100 years on, the Gazette is still on the case
The Gazette this year enters its 100th year of providing news for the legalprofession.
The Law Society's Gazette and Register was first published in November 1903, in response to a need to inform the profession.
From about 1888 until then, the Society had produced the Register, which simply contained details of property sales and mortgages offered by solicitors, and jobs and partnerships solicitors were advertising or seeking.
The monthly A5-sized publication became the Gazette in December 1905, with the Register as a supplement.
The Gazette was produced continuously through both world wars.
In 1966, it moved to an A4 format, and in September 1970 launched an A3 Gazette News supplement, which was designed to 'cover items which practitioners would not necessarily wish to include in their bound copies at the end of the year'.
The main Gazette covered hard law issues.
The Gazette became weekly in January 1972 in a single A3 publication.
A variety of people welcomed the magazine going weekly, including Prime Minister Edward Heath.
It reverted to its current smaller size in 1983.
The Gazette now has a circulation of almost 100,000, making it one of the largest business-to-business publications in the country.

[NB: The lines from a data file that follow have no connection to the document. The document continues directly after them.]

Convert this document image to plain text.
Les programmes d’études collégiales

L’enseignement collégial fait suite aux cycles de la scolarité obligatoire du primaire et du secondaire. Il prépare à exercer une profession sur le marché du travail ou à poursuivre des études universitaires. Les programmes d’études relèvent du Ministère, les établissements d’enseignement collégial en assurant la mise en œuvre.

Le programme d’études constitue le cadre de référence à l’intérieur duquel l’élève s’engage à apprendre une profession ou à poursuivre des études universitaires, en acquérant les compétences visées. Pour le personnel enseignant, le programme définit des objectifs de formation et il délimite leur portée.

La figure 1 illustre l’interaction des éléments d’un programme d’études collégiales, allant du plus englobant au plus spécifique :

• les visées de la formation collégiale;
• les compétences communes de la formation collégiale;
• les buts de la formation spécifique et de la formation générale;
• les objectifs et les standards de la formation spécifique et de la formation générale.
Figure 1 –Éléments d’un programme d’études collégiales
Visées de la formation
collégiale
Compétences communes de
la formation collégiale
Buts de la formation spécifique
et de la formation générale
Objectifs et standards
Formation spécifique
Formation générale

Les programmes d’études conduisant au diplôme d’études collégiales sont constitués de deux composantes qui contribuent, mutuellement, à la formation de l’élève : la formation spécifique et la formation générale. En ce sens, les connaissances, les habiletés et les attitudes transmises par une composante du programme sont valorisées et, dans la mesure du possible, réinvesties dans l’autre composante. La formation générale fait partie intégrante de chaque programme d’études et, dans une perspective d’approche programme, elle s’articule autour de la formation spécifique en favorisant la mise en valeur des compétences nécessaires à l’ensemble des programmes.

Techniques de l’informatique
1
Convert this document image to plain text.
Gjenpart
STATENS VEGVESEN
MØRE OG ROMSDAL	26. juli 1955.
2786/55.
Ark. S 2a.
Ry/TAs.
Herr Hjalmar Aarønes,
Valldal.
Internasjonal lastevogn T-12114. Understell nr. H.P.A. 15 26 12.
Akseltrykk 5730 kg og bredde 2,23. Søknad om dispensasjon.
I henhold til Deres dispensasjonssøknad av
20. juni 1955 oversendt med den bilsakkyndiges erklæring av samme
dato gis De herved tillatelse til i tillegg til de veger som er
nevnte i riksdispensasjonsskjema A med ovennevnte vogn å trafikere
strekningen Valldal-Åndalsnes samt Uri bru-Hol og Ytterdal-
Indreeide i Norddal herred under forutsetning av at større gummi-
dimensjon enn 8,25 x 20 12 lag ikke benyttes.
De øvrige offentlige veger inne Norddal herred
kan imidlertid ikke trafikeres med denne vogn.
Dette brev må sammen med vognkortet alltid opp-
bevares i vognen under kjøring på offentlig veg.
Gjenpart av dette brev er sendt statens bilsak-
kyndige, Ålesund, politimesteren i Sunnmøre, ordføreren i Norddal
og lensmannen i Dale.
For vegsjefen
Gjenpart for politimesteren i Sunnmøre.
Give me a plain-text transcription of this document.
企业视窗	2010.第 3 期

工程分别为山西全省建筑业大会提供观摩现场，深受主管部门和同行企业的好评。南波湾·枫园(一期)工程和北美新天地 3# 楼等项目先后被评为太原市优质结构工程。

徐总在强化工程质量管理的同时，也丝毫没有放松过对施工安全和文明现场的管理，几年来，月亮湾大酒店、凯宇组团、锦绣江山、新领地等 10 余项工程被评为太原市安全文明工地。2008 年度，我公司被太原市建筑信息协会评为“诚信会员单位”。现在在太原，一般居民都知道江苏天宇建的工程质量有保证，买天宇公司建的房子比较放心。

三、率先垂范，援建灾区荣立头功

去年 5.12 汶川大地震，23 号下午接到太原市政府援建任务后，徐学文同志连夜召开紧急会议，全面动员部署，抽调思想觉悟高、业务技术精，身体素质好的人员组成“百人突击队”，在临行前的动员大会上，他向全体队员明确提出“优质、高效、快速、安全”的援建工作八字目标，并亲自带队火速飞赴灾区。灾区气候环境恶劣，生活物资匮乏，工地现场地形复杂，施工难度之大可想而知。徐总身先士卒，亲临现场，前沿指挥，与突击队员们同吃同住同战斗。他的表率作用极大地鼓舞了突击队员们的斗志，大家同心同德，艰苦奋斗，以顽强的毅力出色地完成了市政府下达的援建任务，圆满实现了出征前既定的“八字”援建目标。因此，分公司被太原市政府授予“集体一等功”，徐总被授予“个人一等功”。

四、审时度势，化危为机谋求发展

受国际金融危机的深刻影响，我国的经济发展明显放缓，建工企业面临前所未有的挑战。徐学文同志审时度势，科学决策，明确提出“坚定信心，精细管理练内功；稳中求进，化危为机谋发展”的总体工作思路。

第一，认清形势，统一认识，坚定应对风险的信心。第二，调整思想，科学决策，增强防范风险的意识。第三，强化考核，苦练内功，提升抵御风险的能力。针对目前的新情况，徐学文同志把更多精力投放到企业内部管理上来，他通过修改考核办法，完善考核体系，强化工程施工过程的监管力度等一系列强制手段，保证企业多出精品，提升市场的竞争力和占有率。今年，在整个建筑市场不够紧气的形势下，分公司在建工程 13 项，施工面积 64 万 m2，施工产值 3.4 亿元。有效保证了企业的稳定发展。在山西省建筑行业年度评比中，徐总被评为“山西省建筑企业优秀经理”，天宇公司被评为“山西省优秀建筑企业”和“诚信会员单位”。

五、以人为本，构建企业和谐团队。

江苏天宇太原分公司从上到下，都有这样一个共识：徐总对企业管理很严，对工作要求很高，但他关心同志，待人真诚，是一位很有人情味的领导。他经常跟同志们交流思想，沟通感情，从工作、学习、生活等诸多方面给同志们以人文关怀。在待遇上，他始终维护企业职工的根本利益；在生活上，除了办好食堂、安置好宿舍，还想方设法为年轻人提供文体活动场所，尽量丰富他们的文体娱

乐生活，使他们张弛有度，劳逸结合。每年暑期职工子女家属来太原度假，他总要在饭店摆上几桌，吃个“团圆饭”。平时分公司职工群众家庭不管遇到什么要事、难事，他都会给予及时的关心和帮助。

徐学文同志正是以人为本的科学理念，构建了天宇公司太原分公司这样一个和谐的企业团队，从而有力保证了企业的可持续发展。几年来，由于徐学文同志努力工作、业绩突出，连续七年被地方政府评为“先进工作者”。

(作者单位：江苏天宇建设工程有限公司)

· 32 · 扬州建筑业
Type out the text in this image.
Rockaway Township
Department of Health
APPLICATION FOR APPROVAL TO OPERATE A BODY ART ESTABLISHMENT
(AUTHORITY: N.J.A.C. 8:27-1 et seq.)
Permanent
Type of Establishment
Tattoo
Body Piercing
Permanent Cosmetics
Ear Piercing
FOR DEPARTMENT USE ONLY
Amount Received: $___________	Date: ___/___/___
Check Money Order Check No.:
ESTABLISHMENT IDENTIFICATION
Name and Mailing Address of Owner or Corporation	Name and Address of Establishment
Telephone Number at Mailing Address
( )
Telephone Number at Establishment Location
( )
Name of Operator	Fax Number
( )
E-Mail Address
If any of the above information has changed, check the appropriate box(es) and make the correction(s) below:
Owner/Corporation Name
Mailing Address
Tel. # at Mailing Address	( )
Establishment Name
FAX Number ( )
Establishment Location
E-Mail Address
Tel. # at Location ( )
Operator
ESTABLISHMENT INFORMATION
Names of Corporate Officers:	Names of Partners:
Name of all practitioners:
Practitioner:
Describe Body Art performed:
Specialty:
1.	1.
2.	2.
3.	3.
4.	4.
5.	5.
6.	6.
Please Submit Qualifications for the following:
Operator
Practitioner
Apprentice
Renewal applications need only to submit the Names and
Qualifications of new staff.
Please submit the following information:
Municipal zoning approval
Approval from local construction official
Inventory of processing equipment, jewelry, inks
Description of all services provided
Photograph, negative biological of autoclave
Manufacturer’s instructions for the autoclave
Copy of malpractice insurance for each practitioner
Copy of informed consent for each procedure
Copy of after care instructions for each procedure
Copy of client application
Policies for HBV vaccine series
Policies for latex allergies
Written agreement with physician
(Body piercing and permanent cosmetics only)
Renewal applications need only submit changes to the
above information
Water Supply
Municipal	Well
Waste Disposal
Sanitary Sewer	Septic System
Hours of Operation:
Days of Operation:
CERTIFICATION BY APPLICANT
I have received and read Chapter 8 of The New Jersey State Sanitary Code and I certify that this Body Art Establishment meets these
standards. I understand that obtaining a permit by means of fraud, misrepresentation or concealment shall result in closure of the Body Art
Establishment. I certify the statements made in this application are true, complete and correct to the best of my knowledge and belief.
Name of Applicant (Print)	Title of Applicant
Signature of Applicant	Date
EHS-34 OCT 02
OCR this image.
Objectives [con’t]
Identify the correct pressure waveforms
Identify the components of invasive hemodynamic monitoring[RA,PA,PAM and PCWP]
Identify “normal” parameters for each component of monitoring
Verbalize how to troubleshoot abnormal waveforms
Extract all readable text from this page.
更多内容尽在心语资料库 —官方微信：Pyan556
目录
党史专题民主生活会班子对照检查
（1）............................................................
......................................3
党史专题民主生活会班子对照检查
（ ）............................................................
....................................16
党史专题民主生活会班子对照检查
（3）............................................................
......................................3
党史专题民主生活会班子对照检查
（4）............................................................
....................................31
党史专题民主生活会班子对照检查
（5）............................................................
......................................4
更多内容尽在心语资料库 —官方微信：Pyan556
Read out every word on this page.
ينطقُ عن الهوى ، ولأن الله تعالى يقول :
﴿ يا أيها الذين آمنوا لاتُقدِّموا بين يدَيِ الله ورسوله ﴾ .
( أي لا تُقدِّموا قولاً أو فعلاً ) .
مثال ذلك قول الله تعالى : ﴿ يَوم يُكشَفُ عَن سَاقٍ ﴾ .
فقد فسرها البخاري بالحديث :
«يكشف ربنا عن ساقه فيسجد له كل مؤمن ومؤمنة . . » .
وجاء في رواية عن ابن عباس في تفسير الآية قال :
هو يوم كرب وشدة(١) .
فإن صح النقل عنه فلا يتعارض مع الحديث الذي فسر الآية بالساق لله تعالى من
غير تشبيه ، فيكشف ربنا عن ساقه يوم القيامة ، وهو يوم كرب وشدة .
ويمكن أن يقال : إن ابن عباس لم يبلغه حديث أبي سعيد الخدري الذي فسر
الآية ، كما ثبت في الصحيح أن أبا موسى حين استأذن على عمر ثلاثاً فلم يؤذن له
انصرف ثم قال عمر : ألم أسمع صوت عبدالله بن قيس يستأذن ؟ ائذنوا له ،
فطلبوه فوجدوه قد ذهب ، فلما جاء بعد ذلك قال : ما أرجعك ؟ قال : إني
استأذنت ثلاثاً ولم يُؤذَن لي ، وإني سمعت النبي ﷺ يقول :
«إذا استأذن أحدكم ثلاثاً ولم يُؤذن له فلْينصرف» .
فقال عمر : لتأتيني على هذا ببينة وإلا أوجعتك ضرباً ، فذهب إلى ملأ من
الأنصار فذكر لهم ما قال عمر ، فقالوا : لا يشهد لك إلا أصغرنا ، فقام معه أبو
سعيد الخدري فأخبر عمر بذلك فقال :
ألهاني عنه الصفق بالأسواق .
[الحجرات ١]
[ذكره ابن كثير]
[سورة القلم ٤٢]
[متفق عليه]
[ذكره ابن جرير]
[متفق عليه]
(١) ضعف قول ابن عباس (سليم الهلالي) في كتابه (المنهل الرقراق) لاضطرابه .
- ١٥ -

The first issue in 1903 was 32 pages long and contained, among other things, a report on the Solicitors Benevolent Association's annual general meeting, and an obituary of William Dawes Freshfield, senior partner of the firm known today as Freshfields Bruckhaus Deringer and even then one of the best-known and regarded practices in the City.
We will be publishing a full appreciation of the Gazette's centenary later in the year.